The real issue I have tried to amplify is that appointing people like Lord Turner and Martin Wheatley to these hyper-important roles is all very well, but they need someone to stand at their shoulder and constantly remind them that the financial sector isn't all made up of nice people who go to the Opera and Glyndebourne, appreciate fine wine and give to good causes. They also have more than their fair share of spivs and misfits and psychopaths who cheat and steal, and don't have a lot of time for regulators or rules or laws, and who will cheat steal and lie at every given opportunity.

It is not enough to stand by and simply assume that banks will 'self-correct (how I love that phrase) when the shit and the fan are about to come into contact with each other!

This country has suffered hugely at the arrogant hands of these regulatory apologists. I have been a financial regulator and I know first - hand what needs to be done to keep the financial practitioners in line, and it isn't a 'light touch' approach. The banks have been bailed out by the Government and the Bank of England in the naive belief that they will do the right thing because it is good for their customers. They won't, and that's all there is to it.

AS Simon Jenkins said in the Guardian today;

"...The culture of greed in the City was nothing to the culture of ineptitude at the Bank of England and the Treasury. They pumped out the money. Never in British economic history can so much have been so wasted on so fruitless a cause. And still no hint of remorse...."

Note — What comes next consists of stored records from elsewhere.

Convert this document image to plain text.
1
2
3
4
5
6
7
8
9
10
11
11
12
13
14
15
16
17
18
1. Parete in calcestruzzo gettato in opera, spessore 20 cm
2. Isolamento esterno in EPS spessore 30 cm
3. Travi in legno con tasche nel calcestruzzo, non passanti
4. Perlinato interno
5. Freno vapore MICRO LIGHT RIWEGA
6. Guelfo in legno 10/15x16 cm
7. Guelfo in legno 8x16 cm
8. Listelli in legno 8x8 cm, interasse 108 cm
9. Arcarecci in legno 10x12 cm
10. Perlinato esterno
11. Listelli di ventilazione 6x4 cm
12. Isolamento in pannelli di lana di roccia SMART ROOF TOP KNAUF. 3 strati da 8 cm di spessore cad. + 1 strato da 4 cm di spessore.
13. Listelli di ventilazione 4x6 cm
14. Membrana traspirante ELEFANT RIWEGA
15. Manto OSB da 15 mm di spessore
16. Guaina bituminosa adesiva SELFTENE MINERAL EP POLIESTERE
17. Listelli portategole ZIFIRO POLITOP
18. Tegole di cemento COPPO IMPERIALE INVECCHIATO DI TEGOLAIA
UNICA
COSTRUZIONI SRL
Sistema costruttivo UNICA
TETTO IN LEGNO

Was Simon talking about the banks or the regulatory failures? Answers on a postcard please!

1 comment:

AbogadoNZ said...

Insouciance is only part of it - benign neglect or criminal negligence may be a better description of the regulators to date. Clearly they don't read the news or have no idea of the extent of criminal wrongdoing or worse have no concept of the investigative process. Add in the mood of the public on this and the most generous comment that can be levelled at ALL the regulators, including Parliament, is that they have been asleep at the wheel for at least 5 years. The three wise monkeys approach to criminal investigation is going to bite the executive in the bum and may well end up 'on the streets' once school is out in June/July.